また、EOS社はR400Sの派生型としてとしてカウンタードローンシステムである「Titanis Counter Drone Defense System(TCDDS)[9][10]」を開発しており、レーダーやEO/IRセンサーにより探知したドローンに対する高周波(RF)によるソフトキルに加え、M230 30mmチェーンガンから発射される近接信管式エアバースト弾[11]や、M240 7.62mm機関銃による精密射撃により800m先の小型の商用ドローンを射撃し破壊するハードキルが可能となっている[12][13][注 2]
オーストラリア陸軍をはじめとする6カ国で採用されている。
来歴
1999年、Electro Optic Systems(EOS)社と Recon Optical(RO)社は、米軍向けRWSであるCROWSの共同開発を開始、EOS社がセンサー、電子機器、オペレーター・インターフェース、ソフトウェア、火器制御および照準システムを提供、RO社は安定化装置(ジンバル)を開発[17]、RO社製「RAVEN R-400」として商品化し、2004年にアメリカ軍向けRWSM101 CROWSとして採用された[18][19]

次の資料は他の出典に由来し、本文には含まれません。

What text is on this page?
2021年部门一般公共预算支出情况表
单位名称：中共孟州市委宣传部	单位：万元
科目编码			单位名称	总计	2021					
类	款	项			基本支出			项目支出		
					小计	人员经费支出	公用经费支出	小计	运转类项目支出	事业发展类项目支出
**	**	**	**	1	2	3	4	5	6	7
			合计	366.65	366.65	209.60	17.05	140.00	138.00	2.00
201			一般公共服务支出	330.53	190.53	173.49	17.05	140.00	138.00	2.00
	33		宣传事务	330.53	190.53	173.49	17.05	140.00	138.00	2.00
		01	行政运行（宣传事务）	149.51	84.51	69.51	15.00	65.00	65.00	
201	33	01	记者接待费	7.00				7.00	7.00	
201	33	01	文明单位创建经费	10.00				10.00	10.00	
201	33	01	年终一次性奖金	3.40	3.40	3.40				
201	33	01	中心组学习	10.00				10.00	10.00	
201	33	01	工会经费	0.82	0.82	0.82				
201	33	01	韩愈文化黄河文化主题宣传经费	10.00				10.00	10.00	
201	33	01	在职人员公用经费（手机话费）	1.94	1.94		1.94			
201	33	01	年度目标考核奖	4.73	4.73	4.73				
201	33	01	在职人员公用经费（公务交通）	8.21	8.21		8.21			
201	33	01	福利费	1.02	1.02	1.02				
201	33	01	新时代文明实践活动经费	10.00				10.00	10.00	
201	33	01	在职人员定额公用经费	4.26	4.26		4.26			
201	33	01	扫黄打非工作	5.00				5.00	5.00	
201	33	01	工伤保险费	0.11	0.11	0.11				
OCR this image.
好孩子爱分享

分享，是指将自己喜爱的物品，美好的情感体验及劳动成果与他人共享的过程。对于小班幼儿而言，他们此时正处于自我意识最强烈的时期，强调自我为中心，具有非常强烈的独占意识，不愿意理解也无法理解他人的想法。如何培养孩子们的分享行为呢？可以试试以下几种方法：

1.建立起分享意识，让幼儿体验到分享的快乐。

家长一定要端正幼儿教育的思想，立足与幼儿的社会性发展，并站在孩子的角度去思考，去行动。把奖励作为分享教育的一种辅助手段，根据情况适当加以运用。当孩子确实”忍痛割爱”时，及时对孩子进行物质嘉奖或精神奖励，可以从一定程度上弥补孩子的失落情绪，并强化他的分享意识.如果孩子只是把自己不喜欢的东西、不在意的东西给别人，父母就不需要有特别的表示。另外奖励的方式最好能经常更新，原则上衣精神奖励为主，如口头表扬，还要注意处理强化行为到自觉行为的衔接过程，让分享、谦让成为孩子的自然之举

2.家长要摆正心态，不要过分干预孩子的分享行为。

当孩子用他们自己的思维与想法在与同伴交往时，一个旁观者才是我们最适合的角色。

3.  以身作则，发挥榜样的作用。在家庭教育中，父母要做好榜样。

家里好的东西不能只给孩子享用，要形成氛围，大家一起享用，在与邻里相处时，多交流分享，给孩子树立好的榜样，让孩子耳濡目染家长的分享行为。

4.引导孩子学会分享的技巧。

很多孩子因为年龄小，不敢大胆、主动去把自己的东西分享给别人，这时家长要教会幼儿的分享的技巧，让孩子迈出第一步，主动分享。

2009年、RO社はEOS社に買収され、以後R400及びその発展型はEOS社製品として展開しており[17]、EOSによる買収後は「RAVEN R-400」は「R400S-MK1」と改称されている[20][21][22]
バリエーション
- R400S-MK1(RAVEN R-400)

EOS社とRecon Optical(RO)社によって共同開発され、RO社製RWSとして販売されたモデルであり、後のR400シリーズの原型となった。
- R400S-Mk2 , R400S-MK2-D
12.7mm重機関銃、Mk19 40mmグレネードランチャー以下の兵装を単装できるモデル、重量はそれぞれ武装非搭載状態で167kg、179kg、府仰角は-10~+60°
- R400S-MK2-D-HD
M230 30mmチェーンガンを含めた全兵装を単装又は連装で装備できるモデルで、武装非搭載状態で231kg、府仰角は-10~+45°
R400Sをベースとした対ドローンシステムであり、センサー系にレーダーを追加し、それに対応したFCSを搭載している。
- R400-M
R400S-MK2を海洋環境に適合したモデルであり、Mは「Marine」を意味する[25]。